Running Monte Carlo Pi with Flame Runner (Python)
Motivation
Building distributed Python apps typically involves manual packaging, uploading,
deploying, and cleanup. The Flame Runner is designed to manage the lifecycle
of your application so you can focus on the logic. It packages your project,
registers the application, creates services, and cleans up resources on exit.
That lifecycle management reduces boilerplate, avoids orphaned apps/packages,
and makes iteration fast and predictable.
Runner Architecture Overview
Runner is a context manager that wraps three core responsibilities:
- Packaging and storage via
FlameContext.package. On entry, Runner builds a.gzarchive of the current working directory, applies exclusion rules, and uploads it to the configuredstorage(currentlyfile://). - Application registration. Runner clones the
flmrunapplication template, updates itsnameandurl, and registers it as the runnable application for your package. - Service lifecycle.
Runner.service(...)creates aRunnerServicearound a function, class, or instance. Each method call submits a task and returns anObjectFuture. On exit, Runner closes services, unregisters the app, and deletes the uploaded package.

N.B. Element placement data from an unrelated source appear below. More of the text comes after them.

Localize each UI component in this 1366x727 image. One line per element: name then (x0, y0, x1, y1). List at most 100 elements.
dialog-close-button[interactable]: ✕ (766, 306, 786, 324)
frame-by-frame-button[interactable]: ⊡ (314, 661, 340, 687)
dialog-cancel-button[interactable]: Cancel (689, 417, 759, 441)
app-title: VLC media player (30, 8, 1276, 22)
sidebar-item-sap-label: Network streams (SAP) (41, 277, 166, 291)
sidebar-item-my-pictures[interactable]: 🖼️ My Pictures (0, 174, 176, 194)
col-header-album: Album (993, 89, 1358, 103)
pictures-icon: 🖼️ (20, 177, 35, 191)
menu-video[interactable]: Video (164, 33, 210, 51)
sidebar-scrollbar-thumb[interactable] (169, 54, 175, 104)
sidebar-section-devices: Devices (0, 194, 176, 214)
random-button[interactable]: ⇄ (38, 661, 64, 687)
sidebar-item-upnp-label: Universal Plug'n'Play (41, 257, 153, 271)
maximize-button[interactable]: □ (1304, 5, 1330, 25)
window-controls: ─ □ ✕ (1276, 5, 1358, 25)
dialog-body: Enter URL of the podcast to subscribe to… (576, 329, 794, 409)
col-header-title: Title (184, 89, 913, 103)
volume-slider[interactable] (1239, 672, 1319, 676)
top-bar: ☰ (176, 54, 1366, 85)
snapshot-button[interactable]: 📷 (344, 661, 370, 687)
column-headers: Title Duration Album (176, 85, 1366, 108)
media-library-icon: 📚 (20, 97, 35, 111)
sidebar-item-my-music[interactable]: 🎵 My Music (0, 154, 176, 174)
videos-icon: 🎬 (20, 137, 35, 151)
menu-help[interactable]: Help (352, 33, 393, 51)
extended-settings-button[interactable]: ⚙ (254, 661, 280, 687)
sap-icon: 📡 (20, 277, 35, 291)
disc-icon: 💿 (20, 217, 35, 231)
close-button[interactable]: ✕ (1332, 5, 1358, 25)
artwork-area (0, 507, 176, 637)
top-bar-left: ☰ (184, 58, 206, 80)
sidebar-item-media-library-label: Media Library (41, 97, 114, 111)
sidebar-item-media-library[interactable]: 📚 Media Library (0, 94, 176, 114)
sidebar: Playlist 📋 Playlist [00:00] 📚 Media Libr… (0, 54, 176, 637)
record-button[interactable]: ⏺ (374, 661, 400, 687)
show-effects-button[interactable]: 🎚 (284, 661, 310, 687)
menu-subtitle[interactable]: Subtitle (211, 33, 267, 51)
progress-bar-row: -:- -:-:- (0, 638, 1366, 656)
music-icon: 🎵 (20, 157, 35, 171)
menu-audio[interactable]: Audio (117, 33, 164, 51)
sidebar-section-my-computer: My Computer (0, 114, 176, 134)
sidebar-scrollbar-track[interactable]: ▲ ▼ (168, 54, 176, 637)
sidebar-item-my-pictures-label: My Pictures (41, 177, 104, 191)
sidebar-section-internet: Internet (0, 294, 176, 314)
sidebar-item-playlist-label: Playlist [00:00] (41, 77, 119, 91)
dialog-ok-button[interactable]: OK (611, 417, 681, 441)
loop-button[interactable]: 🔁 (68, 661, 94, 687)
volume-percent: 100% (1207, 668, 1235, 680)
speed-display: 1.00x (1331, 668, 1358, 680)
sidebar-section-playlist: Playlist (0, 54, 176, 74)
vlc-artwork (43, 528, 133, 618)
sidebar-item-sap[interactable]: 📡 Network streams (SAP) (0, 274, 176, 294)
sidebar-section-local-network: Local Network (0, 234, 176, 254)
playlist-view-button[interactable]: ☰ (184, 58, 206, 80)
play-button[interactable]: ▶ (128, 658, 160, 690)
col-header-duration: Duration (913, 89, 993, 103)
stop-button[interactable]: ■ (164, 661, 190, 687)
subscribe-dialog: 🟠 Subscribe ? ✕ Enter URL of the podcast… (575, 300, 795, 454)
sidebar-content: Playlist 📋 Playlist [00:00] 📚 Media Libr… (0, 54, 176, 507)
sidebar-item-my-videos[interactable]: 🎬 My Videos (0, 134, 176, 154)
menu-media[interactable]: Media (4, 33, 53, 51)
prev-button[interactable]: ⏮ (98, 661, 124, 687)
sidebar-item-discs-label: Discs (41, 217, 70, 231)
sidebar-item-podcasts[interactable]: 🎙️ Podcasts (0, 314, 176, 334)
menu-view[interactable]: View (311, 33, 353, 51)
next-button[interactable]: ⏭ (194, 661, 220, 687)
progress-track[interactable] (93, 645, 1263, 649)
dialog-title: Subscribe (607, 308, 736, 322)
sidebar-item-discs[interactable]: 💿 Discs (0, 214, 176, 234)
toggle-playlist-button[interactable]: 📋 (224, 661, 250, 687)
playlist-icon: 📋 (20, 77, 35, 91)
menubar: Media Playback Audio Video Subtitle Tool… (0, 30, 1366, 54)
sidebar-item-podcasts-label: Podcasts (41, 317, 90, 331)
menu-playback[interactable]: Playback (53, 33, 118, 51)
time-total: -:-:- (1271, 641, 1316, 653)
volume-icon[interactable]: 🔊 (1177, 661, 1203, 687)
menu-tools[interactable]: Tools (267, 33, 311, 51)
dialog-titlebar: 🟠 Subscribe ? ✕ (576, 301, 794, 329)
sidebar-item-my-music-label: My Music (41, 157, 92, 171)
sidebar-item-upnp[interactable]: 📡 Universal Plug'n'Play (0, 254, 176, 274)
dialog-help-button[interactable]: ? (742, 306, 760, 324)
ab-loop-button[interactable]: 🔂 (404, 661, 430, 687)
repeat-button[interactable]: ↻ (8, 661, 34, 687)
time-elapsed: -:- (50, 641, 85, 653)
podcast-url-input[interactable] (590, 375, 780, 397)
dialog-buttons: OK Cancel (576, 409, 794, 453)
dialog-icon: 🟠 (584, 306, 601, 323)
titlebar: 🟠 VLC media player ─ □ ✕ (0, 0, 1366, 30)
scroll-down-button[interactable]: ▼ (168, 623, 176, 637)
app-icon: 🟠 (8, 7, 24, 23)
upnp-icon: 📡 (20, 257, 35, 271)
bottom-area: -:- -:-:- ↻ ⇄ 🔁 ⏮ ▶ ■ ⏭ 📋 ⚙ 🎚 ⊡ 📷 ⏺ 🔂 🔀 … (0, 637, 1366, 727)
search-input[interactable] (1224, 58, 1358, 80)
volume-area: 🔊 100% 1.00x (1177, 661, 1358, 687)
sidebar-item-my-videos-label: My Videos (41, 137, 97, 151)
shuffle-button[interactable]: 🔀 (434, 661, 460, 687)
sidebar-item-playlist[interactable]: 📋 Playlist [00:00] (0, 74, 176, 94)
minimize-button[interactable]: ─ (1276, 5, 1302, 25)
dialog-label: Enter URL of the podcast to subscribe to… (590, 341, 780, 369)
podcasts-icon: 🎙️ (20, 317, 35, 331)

ObjectFuture provides a simple get() API to retrieve results and can be
passed as arguments to avoid unnecessary data movement when chaining tasks.
To make working with multiple ObjectFuture results easier, the Runner provides helper methods such as get(), which efficiently retrieves the final results from slices or collections of ObjectFuture instances.

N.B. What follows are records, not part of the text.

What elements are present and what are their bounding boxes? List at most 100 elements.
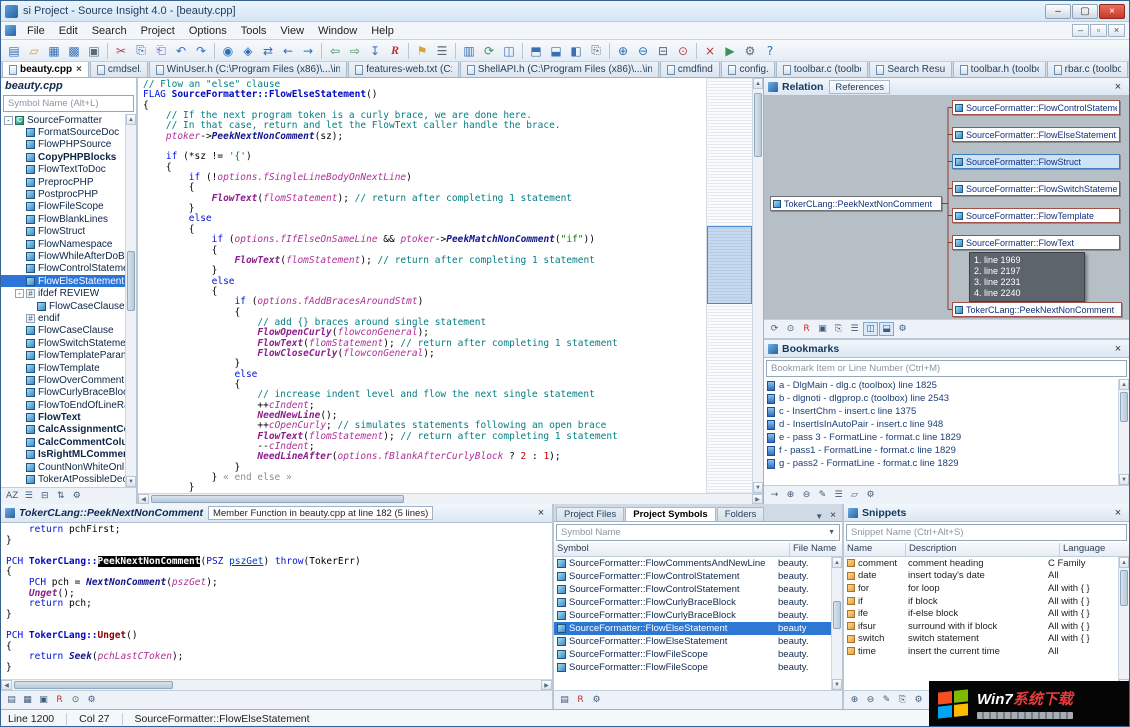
context-titlebar[interactable]: TokerCLang::PeekNextNonComment Member Fu…: [1, 504, 552, 523]
relation-copy-icon[interactable]: ⎘: [831, 322, 846, 336]
relation-node[interactable]: SourceFormatter::FlowTemplate: [952, 208, 1120, 223]
snippet-delete-icon[interactable]: ⊖: [863, 693, 878, 707]
relation-line-ref[interactable]: 4. line 2240: [974, 288, 1080, 299]
symbols-settings-icon[interactable]: ⚙: [589, 693, 604, 707]
file-tab-1[interactable]: cmdsel.c: [90, 62, 148, 77]
bookmark-search-input[interactable]: Bookmark Item or Line Number (Ctrl+M): [766, 360, 1127, 377]
context-print-icon[interactable]: ▣: [36, 693, 51, 707]
editor-hscrollbar[interactable]: ◀ ▶: [138, 493, 763, 504]
tab-folders[interactable]: Folders: [717, 507, 765, 521]
go-back-icon[interactable]: ⇦: [325, 42, 345, 60]
context-refactor-icon[interactable]: R: [52, 693, 67, 707]
project-sync-icon[interactable]: ⟳: [479, 42, 499, 60]
scroll-down-icon[interactable]: ▼: [126, 476, 136, 487]
symbol-tree-item[interactable]: CalcAssignmentCol: [1, 424, 125, 436]
symbol-tree-item[interactable]: FlowFileScope: [1, 201, 125, 213]
paste-icon[interactable]: ⎗: [151, 42, 171, 60]
relation-view-horizontal-icon[interactable]: ◫: [863, 322, 878, 336]
editor-vscrollbar[interactable]: ▲ ▼: [752, 78, 763, 493]
sort-alpha-icon[interactable]: AZ: [4, 489, 20, 503]
sync-symbols-icon[interactable]: ⇅: [53, 489, 68, 503]
bookmark-item[interactable]: d - InsertIsInAutoPair - insert.c line 9…: [764, 418, 1118, 431]
snippet-edit-icon[interactable]: ✎: [879, 693, 894, 707]
file-tab-2[interactable]: WinUser.h (C:\Program Files (x86)\...\in…: [149, 62, 347, 77]
symbols-doc-icon[interactable]: ▤: [557, 693, 572, 707]
symbol-tree-item[interactable]: -#ifdef REVIEW: [1, 287, 125, 299]
relation-mode-button[interactable]: References: [829, 80, 890, 94]
expander-icon[interactable]: -: [15, 289, 24, 298]
chevron-down-icon[interactable]: ▼: [812, 512, 826, 521]
relation-node[interactable]: SourceFormatter::FlowSwitchStatement: [952, 181, 1120, 196]
relation-refactor-icon[interactable]: R: [799, 322, 814, 336]
context-hscrollbar[interactable]: ◀ ▶: [1, 679, 552, 690]
project-window-icon[interactable]: ▥: [459, 42, 479, 60]
document-icon[interactable]: [5, 25, 16, 36]
snippet-row[interactable]: forfor loopAll with { }: [844, 582, 1118, 595]
symbol-row[interactable]: SourceFormatter::FlowFileScopebeauty.: [554, 661, 831, 674]
bookmark-item[interactable]: g - pass2 - FormatLine - format.c line 1…: [764, 457, 1118, 470]
symbol-list-scrollbar[interactable]: ▲ ▼: [831, 557, 842, 690]
pin-icon[interactable]: ⊙: [673, 42, 693, 60]
column-language[interactable]: Language: [1059, 543, 1129, 556]
mdi-minimize-button[interactable]: –: [1072, 24, 1089, 37]
scroll-up-icon[interactable]: ▲: [126, 114, 136, 125]
play-macro-icon[interactable]: ▶: [720, 42, 740, 60]
scroll-up-icon[interactable]: ▲: [1119, 379, 1129, 390]
symbol-tree-item[interactable]: CopyPHPBlocks: [1, 151, 125, 163]
file-tab-6[interactable]: config.c: [721, 62, 774, 77]
options-icon[interactable]: ⚙: [740, 42, 760, 60]
zoom-out-icon[interactable]: ⊖: [633, 42, 653, 60]
bookmark-item[interactable]: b - dlgnoti - dlgprop.c (toolbox) line 2…: [764, 392, 1118, 405]
symbol-tree-item[interactable]: #endif: [1, 312, 125, 324]
symbol-tree-item[interactable]: FlowCaseClause: [1, 325, 125, 337]
snippets-close-icon[interactable]: ×: [1111, 507, 1125, 519]
snippet-row[interactable]: ifsursurround with if blockAll with { }: [844, 620, 1118, 633]
search-forward-icon[interactable]: →: [298, 42, 318, 60]
context-doc-icon[interactable]: ▤: [4, 693, 19, 707]
relation-graph[interactable]: TokerCLang::PeekNextNonCommentSourceForm…: [764, 96, 1129, 319]
symbol-tree-item[interactable]: FlowCaseClause1: [1, 300, 125, 312]
relation-settings-icon[interactable]: ⚙: [895, 322, 910, 336]
relation-node[interactable]: SourceFormatter::FlowStruct: [952, 154, 1120, 169]
relation-view-outline-icon[interactable]: ☰: [847, 322, 862, 336]
bookmarks-close-icon[interactable]: ×: [1111, 343, 1125, 355]
clip-window-icon[interactable]: ⎘: [586, 42, 606, 60]
column-symbol[interactable]: Symbol: [557, 543, 789, 556]
jump-to-definition-icon[interactable]: ↧: [365, 42, 385, 60]
replace-icon[interactable]: ⇄: [258, 42, 278, 60]
symbol-tree-item[interactable]: FlowBlankLines: [1, 213, 125, 225]
bookmark-view-icon[interactable]: ☰: [831, 488, 846, 502]
snippet-row[interactable]: switchswitch statementAll with { }: [844, 633, 1118, 646]
minimap-viewport[interactable]: [707, 226, 752, 304]
titlebar[interactable]: si Project - Source Insight 4.0 - [beaut…: [1, 1, 1129, 22]
search-icon[interactable]: ◉: [218, 42, 238, 60]
bookmark-edit-icon[interactable]: ✎: [815, 488, 830, 502]
symbol-tree-item[interactable]: -CSourceFormatter: [1, 114, 125, 126]
context-save-icon[interactable]: ▦: [20, 693, 35, 707]
relation-refresh-icon[interactable]: ⟳: [767, 322, 782, 336]
undo-icon[interactable]: ↶: [171, 42, 191, 60]
snippet-row[interactable]: ifeif-else blockAll with { }: [844, 607, 1118, 620]
symbol-tree-item[interactable]: FlowWhileAfterDoBl: [1, 250, 125, 262]
symbol-row[interactable]: SourceFormatter::FlowFileScopebeauty.: [554, 648, 831, 661]
relation-line-ref[interactable]: 1. line 1969: [974, 255, 1080, 266]
symbol-window-settings-icon[interactable]: ⚙: [69, 489, 84, 503]
bookmark-item[interactable]: a - DlgMain - dlg.c (toolbox) line 1825: [764, 379, 1118, 392]
print-icon[interactable]: ▣: [84, 42, 104, 60]
maximize-button[interactable]: ▢: [1072, 4, 1098, 19]
menu-tools[interactable]: Tools: [234, 24, 274, 38]
bookmark-list-icon[interactable]: ☰: [432, 42, 452, 60]
view-hierarchy-icon[interactable]: ⊟: [37, 489, 52, 503]
symbol-search-input[interactable]: Symbol Name (Alt+L): [3, 95, 134, 112]
tab-close-icon[interactable]: ×: [76, 64, 82, 75]
bookmark-item[interactable]: e - pass 3 - FormatLine - format.c line …: [764, 431, 1118, 444]
project-symbol-input[interactable]: Symbol Name ▼: [556, 524, 840, 541]
symbol-tree-item[interactable]: FlowStruct: [1, 226, 125, 238]
mdi-close-button[interactable]: ×: [1108, 24, 1125, 37]
symbol-tree-item[interactable]: FlowTextToDoc: [1, 164, 125, 176]
mdi-restore-button[interactable]: ▫: [1090, 24, 1107, 37]
symbol-row[interactable]: SourceFormatter::FlowElseStatementbeauty…: [554, 635, 831, 648]
bookmark-item[interactable]: f - pass1 - FormatLine - format.c line 1…: [764, 444, 1118, 457]
help-icon[interactable]: ?: [760, 42, 780, 60]
symbol-row[interactable]: SourceFormatter::FlowCurlyBraceBlockbeau…: [554, 596, 831, 609]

Here’s a basic example of using Runner in a synchronized way. The test_fn can be a function, a class, or an instance—Runner will handle packaging and remote execution transparently:
with Runner("test") as rr:
results = rr.service(test_fn)
outputs = rr.get(results)
print(outputs)
In addition to the synchronous approach, Runner also supports asynchronous execution via its select(...) method. The select(...) method returns an iterator that yields each completed ObjectFuture as soon as it is ready, enabling you to process results as tasks finish rather than waiting for all to complete.
with Runner("test") as rr:
results = rr.service(test_fn)
for result in rr.select(results)
print(result.get())
Pi Python Example: Monte Carlo with Runner
The Pi example uses the Monte Carlo method to estimate π by splitting work into multiple batches and running them in parallel. The core computation is a simple function:
def estimate_batch(num_samples: int) -> int:
x = np.random.rand(num_samples)
y = np.random.rand(num_samples)
inside_circle = np.sum(x*x + y*y <= 1.0)
return int(inside_circle)
Runner turns that function into a remote service and manages everything else:
from flamepy import Runner
from pi import estimate_batch
import math
num_batches = 10
samples_per_batch = 1_000_000
total_samples = num_batches * samples_per_batch
# Create a `pi-estimation` application in Flame cluster,
# and then execute `estimate_batch` remotely.
with Runner("pi-estimation") as rr:
estimator = rr.service(estimate_batch)
results = [estimator(samples_per_batch) for _ in range(num_batches)]
insides = rr.get(results)
pi_estimate = 4.0 * sum(insides) / total_samples
error = abs(pi_estimate - math.pi)
Below is a sample output produced by running uv run main.py from the examples/pi/python directory:
============================================================
Monte Carlo Estimation of PI using Flame Runner
============================================================
Configuration:
Batches: 10
Samples per batch: 1,000,000
Total samples: 10,000,000
Running distributed Monte Carlo simulation...
Results:
Estimated PI: 3.1416552000
Actual PI: 3.1415926536
Error: 0.0000625464 (0.001991%)
============================================================
Note: Your actual numbers may vary due to randomness and available hardware, but the estimated PI should be accurate to 3-4 digits even with a small number of batches.
Why this benefits end users:
- Lifecycle management. No manual packaging or cleanup; the context manager handles it automatically.
- Simple parallelism. A plain Python function becomes a distributed service
with one line (
rr.service(...)). - Fast iteration. Update your code and rerun; Runner rebuilds and registers the app for you.
- Cleaner code. The application logic stays focused on computation, not cluster mechanics.